Contra todas estas injustiças lutaram @s noss@s companheir@s que hoje se encontram na prisão, a ponto de entrar nela ou com procedimentos penais abertos. Nos últimos anos, um grande numero de militantes sociais e políticos de todo o estado foram vitimas de represálias pela sua participação em protestos sociais, e não nos esquecemos del@s. Não nos esquecemos das dezenas de companheir@s a ponto de entrar na prisão por participar numa greve (Carlos e Carmen (Granada), Ana e Tamara (Pontevedra), Koldo (La Rioja), os 8 de Airbus, etc.), nem nos esquecemos das centenas de detidos durante manifestações ou dos companheiros que passaram e estão passando meses em prisão preventiva (Alfon, depois da Greve Geral de 14.11.2012; Miguel e Isma, depois das Marchas de 22 de Maio; Sergi, depois dos protestos contra o despejo de Can Vies, etc.). Não podemos nomeal@s a tod@s. Assistimos atónitos a uma criminalização do protesto e da luta social própria de um regime autoritário e sem precedente algum nestes anos do que chamam democracia. Porque nós não o chamamos assim. Sabemos que não vivemos em liberdade e que não podemos expressar as nossas opiniões e desconformidades. Sabemos que não nos podemos reunir ou manifestar com total liberdade, e que o menor passo em direção a levantar a voz, sair à rua, defender os nossos bairros ou fazer piquetes durante as jornadas de greve é reprimido.

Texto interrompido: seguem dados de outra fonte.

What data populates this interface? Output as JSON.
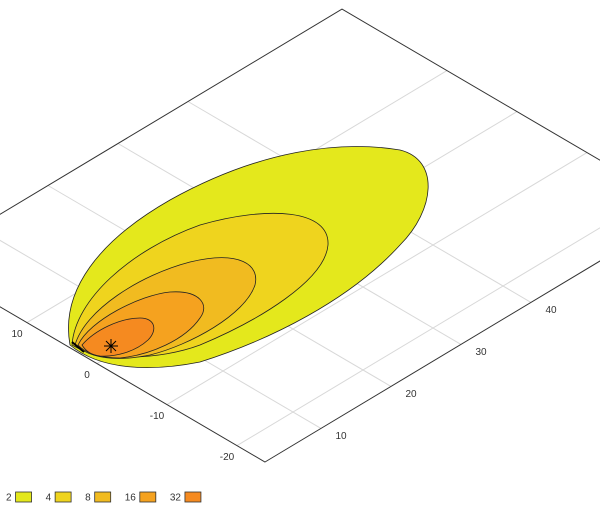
{
  "chart_data": {
    "type": "contour",
    "levels": [
      2,
      4,
      8,
      16,
      32
    ],
    "colors": [
      "#e4e81c",
      "#efd41e",
      "#f1bb20",
      "#f5a21f",
      "#f58a20"
    ],
    "xlim": [
      2,
      62
    ],
    "ylim": [
      -24,
      25
    ],
    "xticks": [
      10,
      20,
      30,
      40
    ],
    "yticks": [
      -20,
      -10,
      0,
      10
    ],
    "grid": true
  }
}
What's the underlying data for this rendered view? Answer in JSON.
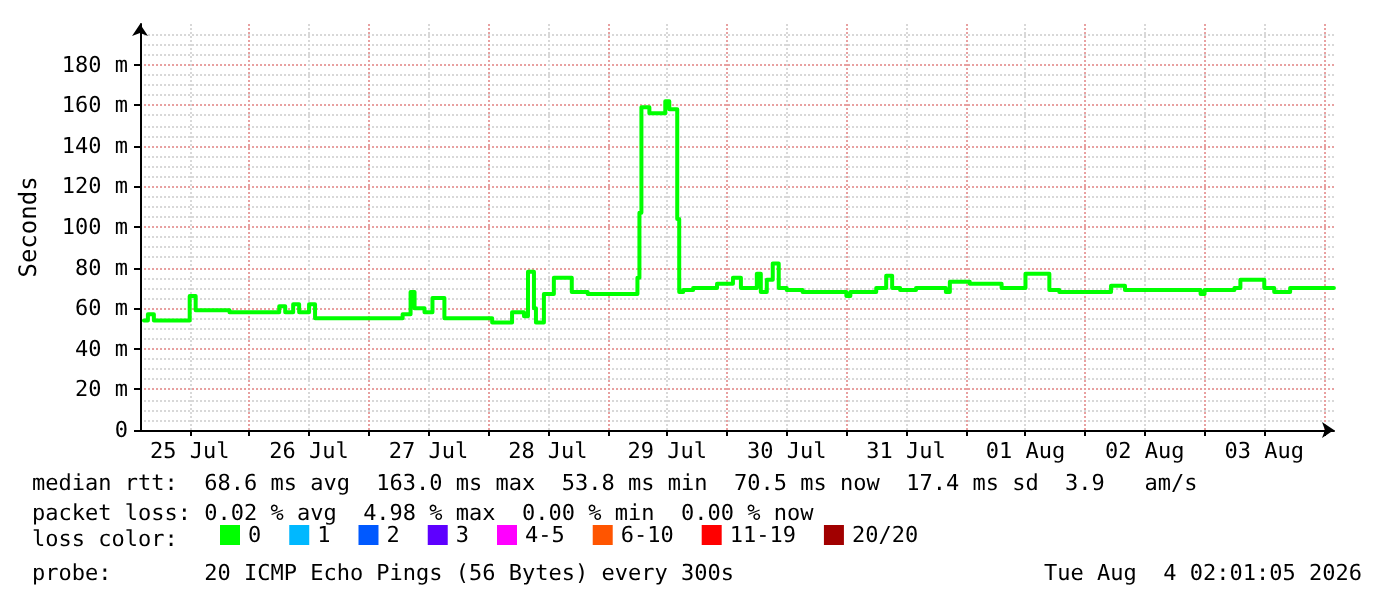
{
  "chart_data": {
    "type": "step",
    "ylabel": "Seconds",
    "legend_title": "loss color:",
    "legend": "bottom left",
    "marker": "none",
    "line_style": "solid",
    "grid": true,
    "x": [
      "2026-07-25T02:48",
      "2026-07-25T03:36",
      "2026-07-25T04:48",
      "2026-07-25T12:00",
      "2026-07-25T13:12",
      "2026-07-25T20:00",
      "2026-07-26T06:00",
      "2026-07-26T07:12",
      "2026-07-26T08:48",
      "2026-07-26T10:00",
      "2026-07-26T12:00",
      "2026-07-26T13:12",
      "2026-07-27T06:48",
      "2026-07-27T08:24",
      "2026-07-27T09:12",
      "2026-07-27T11:12",
      "2026-07-27T12:48",
      "2026-07-27T15:12",
      "2026-07-28T00:48",
      "2026-07-28T04:48",
      "2026-07-28T07:12",
      "2026-07-28T08:00",
      "2026-07-28T09:12",
      "2026-07-28T09:36",
      "2026-07-28T11:12",
      "2026-07-28T13:12",
      "2026-07-28T16:48",
      "2026-07-28T20:00",
      "2026-07-29T06:00",
      "2026-07-29T06:24",
      "2026-07-29T06:48",
      "2026-07-29T08:24",
      "2026-07-29T11:36",
      "2026-07-29T12:24",
      "2026-07-29T14:00",
      "2026-07-29T14:24",
      "2026-07-29T15:12",
      "2026-07-29T17:12",
      "2026-07-29T22:00",
      "2026-07-30T01:12",
      "2026-07-30T02:48",
      "2026-07-30T06:00",
      "2026-07-30T06:48",
      "2026-07-30T08:00",
      "2026-07-30T09:12",
      "2026-07-30T10:24",
      "2026-07-30T12:00",
      "2026-07-30T15:12",
      "2026-07-31T00:00",
      "2026-07-31T00:48",
      "2026-07-31T06:00",
      "2026-07-31T08:00",
      "2026-07-31T09:12",
      "2026-07-31T10:48",
      "2026-07-31T14:00",
      "2026-07-31T20:00",
      "2026-07-31T20:48",
      "2026-08-01T00:48",
      "2026-08-01T07:12",
      "2026-08-01T12:00",
      "2026-08-01T16:48",
      "2026-08-01T18:48",
      "2026-08-02T05:12",
      "2026-08-02T08:00",
      "2026-08-02T23:12",
      "2026-08-03T00:00",
      "2026-08-03T06:00",
      "2026-08-03T07:12",
      "2026-08-03T12:00",
      "2026-08-03T14:00",
      "2026-08-03T17:12",
      "2026-08-04T02:00"
    ],
    "series": [
      {
        "name": "0",
        "color": "#00ff00",
        "values": [
          54,
          57,
          54,
          66,
          59,
          58,
          61,
          58,
          62,
          58,
          62,
          55,
          57,
          68,
          60,
          58,
          65,
          55,
          53,
          58,
          56,
          78,
          60,
          53,
          67,
          75,
          68,
          67,
          75,
          107,
          159,
          156,
          162,
          158,
          104,
          68,
          69,
          70,
          72,
          75,
          70,
          77,
          68,
          74,
          82,
          70,
          69,
          68,
          66,
          68,
          70,
          76,
          70,
          69,
          70,
          68,
          73,
          72,
          70,
          77,
          69,
          68,
          71,
          69,
          67,
          69,
          70,
          74,
          70,
          68,
          70,
          70
        ]
      },
      {
        "name": "1",
        "color": "#00b8ff",
        "values": [
          null,
          null,
          null,
          null,
          null,
          null,
          null,
          null,
          null,
          null,
          null,
          null,
          null,
          null,
          null,
          null,
          null,
          null,
          null,
          null,
          null,
          null,
          null,
          null,
          null,
          null,
          null,
          null,
          null,
          null,
          null,
          null,
          null,
          null,
          null,
          null,
          null,
          null,
          null,
          null,
          null,
          null,
          null,
          null,
          null,
          null,
          null,
          null,
          null,
          null,
          null,
          null,
          null,
          null,
          null,
          null,
          null,
          null,
          null,
          null,
          null,
          null,
          null,
          null,
          null,
          null,
          null,
          null,
          null,
          null,
          null,
          null
        ]
      },
      {
        "name": "2",
        "color": "#0059ff",
        "values": [
          null,
          null,
          null,
          null,
          null,
          null,
          null,
          null,
          null,
          null,
          null,
          null,
          null,
          null,
          null,
          null,
          null,
          null,
          null,
          null,
          null,
          null,
          null,
          null,
          null,
          null,
          null,
          null,
          null,
          null,
          null,
          null,
          null,
          null,
          null,
          null,
          null,
          null,
          null,
          null,
          null,
          null,
          null,
          null,
          null,
          null,
          null,
          null,
          null,
          null,
          null,
          null,
          null,
          null,
          null,
          null,
          null,
          null,
          null,
          null,
          null,
          null,
          null,
          null,
          null,
          null,
          null,
          null,
          null,
          null,
          null,
          null
        ]
      },
      {
        "name": "3",
        "color": "#5e00ff",
        "values": [
          null,
          null,
          null,
          null,
          null,
          null,
          null,
          null,
          null,
          null,
          null,
          null,
          null,
          null,
          null,
          null,
          null,
          null,
          null,
          null,
          null,
          null,
          null,
          null,
          null,
          null,
          null,
          null,
          null,
          null,
          null,
          null,
          null,
          null,
          null,
          null,
          null,
          null,
          null,
          null,
          null,
          null,
          null,
          null,
          null,
          null,
          null,
          null,
          null,
          null,
          null,
          null,
          null,
          null,
          null,
          null,
          null,
          null,
          null,
          null,
          null,
          null,
          null,
          null,
          null,
          null,
          null,
          null,
          null,
          null,
          null,
          null
        ]
      },
      {
        "name": "4-5",
        "color": "#ff00ff",
        "values": [
          null,
          null,
          null,
          null,
          null,
          null,
          null,
          null,
          null,
          null,
          null,
          null,
          null,
          null,
          null,
          null,
          null,
          null,
          null,
          null,
          null,
          null,
          null,
          null,
          null,
          null,
          null,
          null,
          null,
          null,
          null,
          null,
          null,
          null,
          null,
          null,
          null,
          null,
          null,
          null,
          null,
          null,
          null,
          null,
          null,
          null,
          null,
          null,
          null,
          null,
          null,
          null,
          null,
          null,
          null,
          null,
          null,
          null,
          null,
          null,
          null,
          null,
          null,
          null,
          null,
          null,
          null,
          null,
          null,
          null,
          null,
          null
        ]
      },
      {
        "name": "6-10",
        "color": "#ff5500",
        "values": [
          null,
          null,
          null,
          null,
          null,
          null,
          null,
          null,
          null,
          null,
          null,
          null,
          null,
          null,
          null,
          null,
          null,
          null,
          null,
          null,
          null,
          null,
          null,
          null,
          null,
          null,
          null,
          null,
          null,
          null,
          null,
          null,
          null,
          null,
          null,
          null,
          null,
          null,
          null,
          null,
          null,
          null,
          null,
          null,
          null,
          null,
          null,
          null,
          null,
          null,
          null,
          null,
          null,
          null,
          null,
          null,
          null,
          null,
          null,
          null,
          null,
          null,
          null,
          null,
          null,
          null,
          null,
          null,
          null,
          null,
          null,
          null
        ]
      },
      {
        "name": "11-19",
        "color": "#ff0000",
        "values": [
          null,
          null,
          null,
          null,
          null,
          null,
          null,
          null,
          null,
          null,
          null,
          null,
          null,
          null,
          null,
          null,
          null,
          null,
          null,
          null,
          null,
          null,
          null,
          null,
          null,
          null,
          null,
          null,
          null,
          null,
          null,
          null,
          null,
          null,
          null,
          null,
          null,
          null,
          null,
          null,
          null,
          null,
          null,
          null,
          null,
          null,
          null,
          null,
          null,
          null,
          null,
          null,
          null,
          null,
          null,
          null,
          null,
          null,
          null,
          null,
          null,
          null,
          null,
          null,
          null,
          null,
          null,
          null,
          null,
          null,
          null,
          null
        ]
      },
      {
        "name": "20/20",
        "color": "#a10000",
        "values": [
          null,
          null,
          null,
          null,
          null,
          null,
          null,
          null,
          null,
          null,
          null,
          null,
          null,
          null,
          null,
          null,
          null,
          null,
          null,
          null,
          null,
          null,
          null,
          null,
          null,
          null,
          null,
          null,
          null,
          null,
          null,
          null,
          null,
          null,
          null,
          null,
          null,
          null,
          null,
          null,
          null,
          null,
          null,
          null,
          null,
          null,
          null,
          null,
          null,
          null,
          null,
          null,
          null,
          null,
          null,
          null,
          null,
          null,
          null,
          null,
          null,
          null,
          null,
          null,
          null,
          null,
          null,
          null,
          null,
          null,
          null,
          null
        ]
      }
    ],
    "xlim": [
      "2026-07-25T02:01",
      "2026-08-04T02:01"
    ],
    "xticks": [
      {
        "value": "2026-07-25T12:00",
        "label": "25 Jul"
      },
      {
        "value": "2026-07-26T00:00",
        "label": null
      },
      {
        "value": "2026-07-26T12:00",
        "label": "26 Jul"
      },
      {
        "value": "2026-07-27T00:00",
        "label": null
      },
      {
        "value": "2026-07-27T12:00",
        "label": "27 Jul"
      },
      {
        "value": "2026-07-28T00:00",
        "label": null
      },
      {
        "value": "2026-07-28T12:00",
        "label": "28 Jul"
      },
      {
        "value": "2026-07-29T00:00",
        "label": null
      },
      {
        "value": "2026-07-29T12:00",
        "label": "29 Jul"
      },
      {
        "value": "2026-07-30T00:00",
        "label": null
      },
      {
        "value": "2026-07-30T12:00",
        "label": "30 Jul"
      },
      {
        "value": "2026-07-31T00:00",
        "label": null
      },
      {
        "value": "2026-07-31T12:00",
        "label": "31 Jul"
      },
      {
        "value": "2026-08-01T00:00",
        "label": null
      },
      {
        "value": "2026-08-01T12:00",
        "label": "01 Aug"
      },
      {
        "value": "2026-08-02T00:00",
        "label": null
      },
      {
        "value": "2026-08-02T12:00",
        "label": "02 Aug"
      },
      {
        "value": "2026-08-03T00:00",
        "label": null
      },
      {
        "value": "2026-08-03T12:00",
        "label": "03 Aug"
      },
      {
        "value": "2026-08-04T00:00",
        "label": null
      }
    ],
    "ylim": [
      0,
      200
    ],
    "yticks": [
      0,
      {
        "value": 20,
        "label": "20 m"
      },
      {
        "value": 40,
        "label": "40 m"
      },
      {
        "value": 60,
        "label": "60 m"
      },
      {
        "value": 80,
        "label": "80 m"
      },
      {
        "value": 100,
        "label": "100 m"
      },
      {
        "value": 120,
        "label": "120 m"
      },
      {
        "value": 140,
        "label": "140 m"
      },
      {
        "value": 160,
        "label": "160 m"
      },
      {
        "value": 180,
        "label": "180 m"
      }
    ],
    "annotations": [
      "median rtt:  68.6 ms avg  163.0 ms max  53.8 ms min  70.5 ms now  17.4 ms sd  3.9   am/s",
      "packet loss: 0.02 % avg  4.98 % max  0.00 % min  0.00 % now",
      "probe:       20 ICMP Echo Pings (56 Bytes) every 300s",
      "Tue Aug  4 02:01:05 2026"
    ]
  }
}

Recusamos que nos separem entre manifestantes bons e maus, não há vândalos infiltrados entre nós, mas sim gente com muita raiva contida, pessoas fartas de ser oprimidas e fartas de ver como se beneficiam e repartem o bolo os mesmos de sempre. Que não nos confundam, porque mantermo-nos unid@s está nas nossas mãos. Enquanto @s noss@s companheir@s esperam os seus julgamentos, as suas sentenças, os seus recursos ou perdões por ter cometido supostamente delitos de atentado à autoridade, atentado contra o direito dos trabalhadores, desobediência e desordem publica, e não sabemos quantas falácias mais do sistema legislativo e judicial que nos impõe, os políticos governantes e os banqueiros, os grandes donos do estado e do capital, continuam a cobrar ordenados em envelopes, continuam a receber perdões, continuam com as suas contas na Suíça e, claro, continuam a dormir tranquilos.

Mas não por muito tempo. Nós decidimos deixar de ter medo. Decidimos responder a cada ataque, a cada companheir@ privad@ de liberdade, a cada pessoa detida, torturada e humilhada por não se calar e sair para a luta. Não esperamos supostos salvadores. O único que temos é a luta e a solidariedade, é o unico terreno que não nos ganharam, e que continue sendo assim. Ainda que o tratem de impedir, continuaremos a lutar pelos nossos direitos e para que tod@s desfrutemos de uma vida plena.

POR TOD@S @S QUE LUTAM E NÃO SE CALAM,
SAIMOS À RUA.

A LUTA É O ÚNICO CAMINHO!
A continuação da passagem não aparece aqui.